Friday, November 24, 2023

An offbeat look at celebrity culture

   Dream Scenario, an inviting display of imagination from Norwegian director Kristoffer Borgli, latches onto a rich idea and has fun playing with it.
   Nicolas Cage portrays Paul Matthews, a tenured biology professor at a small college. Paul bores his students and deludes himself about the book he hopes will lift him from academic obscurity -- if only he could write it. Bald and bearded, Paul has been relegated to life's sidelines.
  And there he remains until he learns that he’s cropping up in the dreams of strangers. Not one or two people, but a legion of folks for whom he’s become a new kind of creature — a dream celebrity.
   Borgli also introduces us to Paul’s wife (Julianne Nicholson) and daughters (Lily Bird and Jessica Clement). Paul's sudden notoriety will plague all of them.
    Not surprisingly, Paul's celebrity attracts an ad agency that wants to set him up with an endorsement program.  Paul’s life as an academic who studies the adaptive power of evolution? Who cares?
    Michael Cera has a nice turn as the head of the agency, a new-breed kind of exec who would be unrecognizable to the suits who ruled during Madison Avenue’s heyday. 
   Cage deftly handles Paul’s foundering as he suddenly becomes a known commodity or, more precisely, a commodity many imagine they know. Ironically, Paul has done nothing to achieve fame other than play recurrent roles in people’s dreams.
    At first, Paul appears in dreams as a passive, ineffectual observer. Eventually, he starts playing murderous roles in horrible nightmares. Borgli skillfully visualizes all of this — although the film's modest quality helps keep effects from dominating.
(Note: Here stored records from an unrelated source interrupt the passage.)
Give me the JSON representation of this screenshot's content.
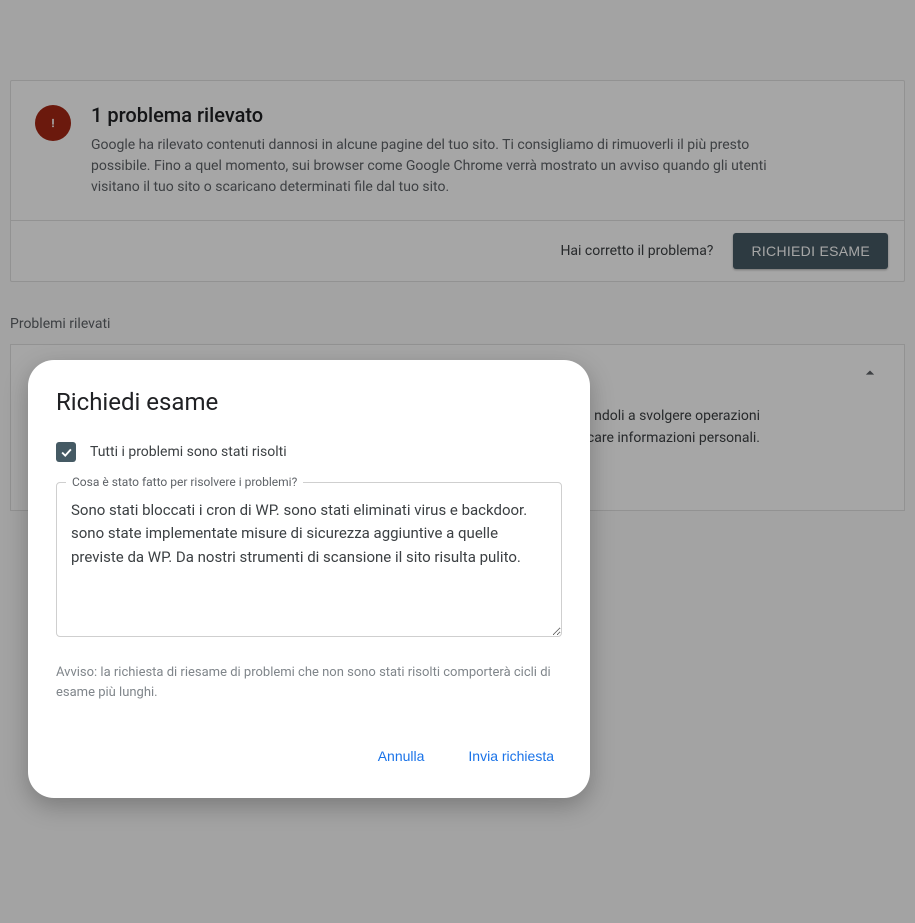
{
  "alert": {
    "title": "1 problema rilevato",
    "description": "Google ha rilevato contenuti dannosi in alcune pagine del tuo sito. Ti consigliamo di rimuoverli il più presto possibile. Fino a quel momento, sui browser come Google Chrome verrà mostrato un avviso quando gli utenti visitano il tuo sito o scaricano determinati file dal tuo sito.",
    "footer_question": "Hai corretto il problema?",
    "request_button": "RICHIEDI ESAME"
  },
  "section": {
    "label": "Problemi rilevati",
    "body_line1": "ndoli a svolgere operazioni",
    "body_line2": "ndicare informazioni personali."
  },
  "modal": {
    "title": "Richiedi esame",
    "checkbox_label": "Tutti i problemi sono stati risolti",
    "textarea_label": "Cosa è stato fatto per risolvere i problemi?",
    "textarea_value": "Sono stati bloccati i cron di WP. sono stati eliminati virus e backdoor. sono state implementate misure di sicurezza aggiuntive a quelle previste da WP. Da nostri strumenti di scansione il sito risulta pulito.",
    "notice": "Avviso: la richiesta di riesame di problemi che non sono stati risolti comporterà cicli di esame più lunghi.",
    "cancel": "Annulla",
    "submit": "Invia richiesta"
  }
}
   As the story progresses, Borgli broadens its scope, taking glancing blows at academia, cancel culture, viral online exposure, student over-sensitivity, and misplaced judgments, people refusing to take responsibility for their dreams. 
    The idea of how a mass phenomenon involving dreams develops remains a mystery Borgli has little interest in solving. Why bother? There's no need for an explanation.
    Fair to say that Borgli doesn’t quite know how to end a film in which cleverness sustains a steady level of amusement rather than becoming a self-conscious expression of trendy social criticisms.
    Borgli gets more out of his premise than you might expect; he turns a film about dreams into a nicely wrought commentary on current realities.